Akibat dari kejadian ini, korban harus menjalani perawatan di rumah sakit karena mengalami gegar otak. Lebih menyedihkan lagi, korban sering mendapatkan perlakuan buruk sejak duduk di bangku SD oleh pelaku yang sama. Padahal, rumah korban dan pelaku berdekatan. Karena kondisi korban dan seringnya mendapat bullying dari pelaku, keluarga korban akhirnya melaporkan tindakan tersebut ke Unit Perlindungan Perempuan dan Anak (PPA) Polresta Balikpapan.
Ini bukanlah kasus pertama yang terjadi di Balikpapan. Bahkan, tiap tahunnya kasus bullying mengalami peningkatan. Pada tahun 2022, jumlah kasus perundungan anak tercatat sebanyak 5 orang, dan di tahun 2023 meningkat menjadi 20 orang.
Kepala Dinas Pemberdayaan Perempuan, Perlindungan Anak, dan Keluarga Berencana (DP3AKB), Heria Prisni, dalam sebuah acara Talkshow Pencegahan dan Penanganan Bullying di Balikpapan pada Sabtu (18/5/2024) menyatakan bahwa dari Januari 2024 hingga April 2024 terdapat sedikitnya 11 kasus perundungan yang dilaporkan ke DP3AKB. Banyak pengaduan melibatkan anak-anak yang masih berusia di bawah 18 tahun (seputarfakta.com, 19/5/2024).
Komisi Perlindungan Anak Indonesia (KPAI) mengungkapkan bahwa ada sekitar 3.800 kasus perundungan di Indonesia sepanjang tahun 2023. Hampir separuh dari kasus tersebut terjadi di lembaga pendidikan, termasuk pondok pesantren.
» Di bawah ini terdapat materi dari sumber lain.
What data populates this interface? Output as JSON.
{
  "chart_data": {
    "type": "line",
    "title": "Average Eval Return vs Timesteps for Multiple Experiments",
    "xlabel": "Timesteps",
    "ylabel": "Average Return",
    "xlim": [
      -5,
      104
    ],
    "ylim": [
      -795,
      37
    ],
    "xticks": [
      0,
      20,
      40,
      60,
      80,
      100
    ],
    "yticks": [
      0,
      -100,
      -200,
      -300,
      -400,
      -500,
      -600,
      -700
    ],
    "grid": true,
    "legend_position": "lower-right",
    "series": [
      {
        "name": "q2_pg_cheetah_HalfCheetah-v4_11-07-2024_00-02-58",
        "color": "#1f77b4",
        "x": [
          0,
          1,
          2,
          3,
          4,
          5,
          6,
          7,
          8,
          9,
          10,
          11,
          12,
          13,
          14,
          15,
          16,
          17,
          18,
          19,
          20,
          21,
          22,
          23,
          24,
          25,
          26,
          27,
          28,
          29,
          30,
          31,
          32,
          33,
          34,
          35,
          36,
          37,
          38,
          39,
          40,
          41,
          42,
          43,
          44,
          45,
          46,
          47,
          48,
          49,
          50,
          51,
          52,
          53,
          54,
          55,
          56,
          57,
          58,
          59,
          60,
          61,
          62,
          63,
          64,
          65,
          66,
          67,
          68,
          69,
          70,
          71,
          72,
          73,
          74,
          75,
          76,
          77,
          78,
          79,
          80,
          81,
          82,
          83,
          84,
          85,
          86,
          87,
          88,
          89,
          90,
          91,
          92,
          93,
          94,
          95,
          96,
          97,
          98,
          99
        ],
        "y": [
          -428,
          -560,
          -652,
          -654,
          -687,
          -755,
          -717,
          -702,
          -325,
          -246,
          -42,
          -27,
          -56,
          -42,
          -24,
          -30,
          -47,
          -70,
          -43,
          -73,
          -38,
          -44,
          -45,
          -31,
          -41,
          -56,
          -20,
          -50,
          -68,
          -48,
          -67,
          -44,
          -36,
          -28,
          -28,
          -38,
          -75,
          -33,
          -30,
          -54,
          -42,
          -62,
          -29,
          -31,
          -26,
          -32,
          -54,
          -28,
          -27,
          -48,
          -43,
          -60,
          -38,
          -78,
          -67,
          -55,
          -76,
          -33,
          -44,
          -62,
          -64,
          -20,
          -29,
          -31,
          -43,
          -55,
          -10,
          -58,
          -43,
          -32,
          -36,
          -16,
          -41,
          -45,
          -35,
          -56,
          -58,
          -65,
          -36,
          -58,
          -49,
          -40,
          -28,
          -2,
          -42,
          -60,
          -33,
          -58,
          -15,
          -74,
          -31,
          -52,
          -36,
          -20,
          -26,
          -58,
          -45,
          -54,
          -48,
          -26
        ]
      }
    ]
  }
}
The Indonesian Institute Center for Public Policy Research (TII) meminta pemerintah mengatasi maraknya kasus perundungan dengan mengedepankan kepentingan terbaik anak tanpa menghilangkan proses pembelajaran saat anak berhadapan dengan hukum. Meski pelaku berusia anak, hukuman harus tetap ditegakkan sesuai dengan ketentuan hukum yang berlaku untuk subjek hukum anak sehingga bisa memberikan efek jera (*Antara News*, 4-10-2023).
Mengurai Akar Masalah
Kasus bullying atau perundungan setiap tahunnya terus meningkat. Ini adalah perkara yang serius, meskipun pelakunya adalah anak di bawah umur atau remaja. Maka dari itu, harus dicari solusi yang benar, karena ini melibatkan remaja yang kelak akan menjadi penerus bangsa ini. Lantas, apa yang menjadi penyebab hal ini terus terjadi?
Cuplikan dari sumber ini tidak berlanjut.